И Екатерина успокаивалась до какой-нибудь новой тревожной мысли.
Все, что соприкасалось с придворною сферой, толковало о том же. La grande question du jour [5] был у всех в мыслях и на устах. От благополучного решения этого вопроса почти для каждого что-нибудь зависело: радость государыни, исполнение ее желания должны были отразиться в щедрых милостях и наградах. Удовольствие Зубова, пожелавшего играть роль главного деятеля при решении вопроса, должно было сделать его более ласковым, более способным на подачки.
Может быть, во всем Петербурге один только человек, имевший внешнее соприкосновение с этим волновавшимся придворным миром, не думал и не толковал о «la grande question du jour» и даже не замечал того, что «question» раньше, чем кому-либо, ему уже принес пользу — «question» заставил забыть о нем государыню, а главное, Платона Зубова. Человек этот был Сергей Горбатов. В течение целой недели его никто не трогал, не вызывал, в течение целой недели он не видался ни с Зубовым, ни с государыней, которой, по ее же словам, интересно было с ним побеседовать.
Сергей радовался тому, что о нем забыли, и желал только одного, чтобы это забвение продолжалось еще и еще — чем дольше, чем лучше. В течение этой недели он четыре раза успел побывать в Гатчине и провести там по нескольку часов с Таней. Обстановка была самая благоприятная: великая княгиня в Петербурге, следовательно, Таня свободна. Цесаревич все время поглощен своими обычными занятиями, а в свободные часы бродит один по парку или опять запирается в своей рабочей комнате. Он мрачен, чем-то недоволен, но сдерживает свое раздражение, только избегает встреч с людьми.
Сергею он сказал:
— Когда можешь, приезжай хоть каждый день, только ты не ко мне теперь приезжаешь, а к княжне, и поэтому, собственно, от нее зависит разрешить тебе это — ее и спрашивай. А о делах мы с тобою потолковать успеем, теперь мне некогда, некогда…
Конечно, Сергей не стал надоедать цесаревичу и не искал встреч с ним и разговоров. Таня его принимала, говорила ему «до свиданья», и он возвращался при первой возможности. Но все же он не мог сказать себе после этих четырех посещений Гатчины, чтобы дела его находились в блестящем положении: до сих пор между ним и Таней не было еще решительного объяснения — она не допускала его до такого объяснения.

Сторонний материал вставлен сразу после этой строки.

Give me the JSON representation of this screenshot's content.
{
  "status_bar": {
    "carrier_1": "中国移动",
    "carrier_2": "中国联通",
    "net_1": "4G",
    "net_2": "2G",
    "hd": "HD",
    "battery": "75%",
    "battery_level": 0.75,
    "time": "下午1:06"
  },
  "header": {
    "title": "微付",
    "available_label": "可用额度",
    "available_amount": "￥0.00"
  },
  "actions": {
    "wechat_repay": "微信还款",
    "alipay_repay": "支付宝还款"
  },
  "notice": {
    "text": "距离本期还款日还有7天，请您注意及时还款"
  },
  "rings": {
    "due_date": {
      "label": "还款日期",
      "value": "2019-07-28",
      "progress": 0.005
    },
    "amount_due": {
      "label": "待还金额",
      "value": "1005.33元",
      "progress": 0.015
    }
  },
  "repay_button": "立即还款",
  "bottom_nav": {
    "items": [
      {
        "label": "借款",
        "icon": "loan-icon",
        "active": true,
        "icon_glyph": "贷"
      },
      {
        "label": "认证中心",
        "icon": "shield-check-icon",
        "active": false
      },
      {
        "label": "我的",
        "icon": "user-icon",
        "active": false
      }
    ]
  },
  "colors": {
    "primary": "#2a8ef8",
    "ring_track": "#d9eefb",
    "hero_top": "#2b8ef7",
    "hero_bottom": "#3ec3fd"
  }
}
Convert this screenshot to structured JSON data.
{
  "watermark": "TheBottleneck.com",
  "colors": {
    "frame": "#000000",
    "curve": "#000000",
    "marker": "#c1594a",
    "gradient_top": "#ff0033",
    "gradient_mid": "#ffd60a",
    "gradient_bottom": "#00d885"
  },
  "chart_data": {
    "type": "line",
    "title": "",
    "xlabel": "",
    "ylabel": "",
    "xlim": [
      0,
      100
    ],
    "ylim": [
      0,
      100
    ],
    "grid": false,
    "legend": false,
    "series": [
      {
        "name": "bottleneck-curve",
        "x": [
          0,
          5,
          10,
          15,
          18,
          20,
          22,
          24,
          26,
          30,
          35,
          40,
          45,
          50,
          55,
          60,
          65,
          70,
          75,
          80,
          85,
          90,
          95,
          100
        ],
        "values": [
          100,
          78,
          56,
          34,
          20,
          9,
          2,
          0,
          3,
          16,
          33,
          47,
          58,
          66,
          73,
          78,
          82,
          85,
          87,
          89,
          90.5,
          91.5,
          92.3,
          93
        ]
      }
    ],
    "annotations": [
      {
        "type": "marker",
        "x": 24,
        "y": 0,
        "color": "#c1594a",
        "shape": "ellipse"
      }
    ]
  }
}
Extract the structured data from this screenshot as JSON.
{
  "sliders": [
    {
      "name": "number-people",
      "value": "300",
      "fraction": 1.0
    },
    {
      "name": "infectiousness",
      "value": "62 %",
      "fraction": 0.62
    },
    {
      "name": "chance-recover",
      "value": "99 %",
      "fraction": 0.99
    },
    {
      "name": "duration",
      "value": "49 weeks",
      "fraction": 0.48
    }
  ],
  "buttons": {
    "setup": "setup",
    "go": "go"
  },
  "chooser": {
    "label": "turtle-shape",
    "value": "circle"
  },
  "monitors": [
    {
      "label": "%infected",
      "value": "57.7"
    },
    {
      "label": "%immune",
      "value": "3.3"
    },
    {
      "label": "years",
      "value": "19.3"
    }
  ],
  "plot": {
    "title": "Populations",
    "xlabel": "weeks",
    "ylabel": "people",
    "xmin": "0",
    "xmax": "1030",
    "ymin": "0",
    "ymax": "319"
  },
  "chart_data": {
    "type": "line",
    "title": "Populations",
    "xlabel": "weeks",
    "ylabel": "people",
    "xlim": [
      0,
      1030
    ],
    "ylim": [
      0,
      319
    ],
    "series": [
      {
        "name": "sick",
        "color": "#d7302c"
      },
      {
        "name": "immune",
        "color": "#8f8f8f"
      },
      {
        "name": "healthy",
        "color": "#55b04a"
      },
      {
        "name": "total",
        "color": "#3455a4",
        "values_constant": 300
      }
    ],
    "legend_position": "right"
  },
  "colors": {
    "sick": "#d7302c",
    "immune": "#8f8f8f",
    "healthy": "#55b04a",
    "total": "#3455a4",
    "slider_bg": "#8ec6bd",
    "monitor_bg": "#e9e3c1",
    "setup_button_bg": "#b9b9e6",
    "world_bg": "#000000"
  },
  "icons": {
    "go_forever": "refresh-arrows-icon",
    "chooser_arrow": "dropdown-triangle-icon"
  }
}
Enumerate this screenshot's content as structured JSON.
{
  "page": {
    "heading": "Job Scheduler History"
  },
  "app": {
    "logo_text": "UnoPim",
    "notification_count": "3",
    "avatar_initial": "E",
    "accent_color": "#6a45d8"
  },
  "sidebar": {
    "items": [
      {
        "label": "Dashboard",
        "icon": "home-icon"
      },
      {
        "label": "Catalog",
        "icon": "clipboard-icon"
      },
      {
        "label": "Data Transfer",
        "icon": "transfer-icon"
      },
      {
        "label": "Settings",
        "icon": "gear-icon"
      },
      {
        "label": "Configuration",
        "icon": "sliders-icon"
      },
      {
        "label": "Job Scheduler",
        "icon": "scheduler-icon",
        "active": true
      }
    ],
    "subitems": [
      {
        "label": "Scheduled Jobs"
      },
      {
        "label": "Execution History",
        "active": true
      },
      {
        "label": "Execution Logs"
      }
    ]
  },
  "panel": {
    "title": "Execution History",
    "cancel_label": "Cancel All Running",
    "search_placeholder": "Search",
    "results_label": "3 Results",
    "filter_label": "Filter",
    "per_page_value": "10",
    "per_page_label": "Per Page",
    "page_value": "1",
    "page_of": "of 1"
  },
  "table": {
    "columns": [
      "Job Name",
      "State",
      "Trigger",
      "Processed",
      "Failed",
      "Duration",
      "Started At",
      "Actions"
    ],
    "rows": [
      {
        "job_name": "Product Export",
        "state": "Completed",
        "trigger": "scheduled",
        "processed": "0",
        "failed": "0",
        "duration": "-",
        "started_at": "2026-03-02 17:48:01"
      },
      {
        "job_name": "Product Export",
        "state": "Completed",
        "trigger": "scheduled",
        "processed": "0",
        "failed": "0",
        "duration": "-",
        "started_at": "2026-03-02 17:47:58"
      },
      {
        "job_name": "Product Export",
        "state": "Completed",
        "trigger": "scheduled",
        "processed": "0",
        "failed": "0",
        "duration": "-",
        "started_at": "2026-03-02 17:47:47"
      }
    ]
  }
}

Но он не очень страдал от этого. Пока ему было достаточно и того, что ему давалось. Он видел Таню, слышал ее голос, она глядела на него своими прежними глазами, она относилась к нему так доверчиво, с такой дружбой. Им было чем наполнить эти часы свиданий. Они сами не знали, как это сделалось, а между тем они, будто подчиняясь известной программе, переживали сызнова всю жизнь свою, начиная еще с самого отдаленного времени, они вспоминали в мельчайших подробностях детство, первые дни юности, они шли постоянно вперед. И Сергей уже перестал выказывать нетерпение, он не делал уже быстрых переходов, быстрых скачков; они просто не касались еще того времени, подойдя к которому нужно было покончить объяснением.
Но все же, наконец, они подошли к этому времени. Сергей видел по быстрому румянцу, то вспыхивавшему, то пропадавшему на щеках Тани, какое волнение он возбудил в ней двумя-тремя фразами об обстоятельствах их парижской встречи. Она уже не перебивала его, не отводила его в другую сторону, она, несмотря на все свое волнение, прямо спросила про Рено.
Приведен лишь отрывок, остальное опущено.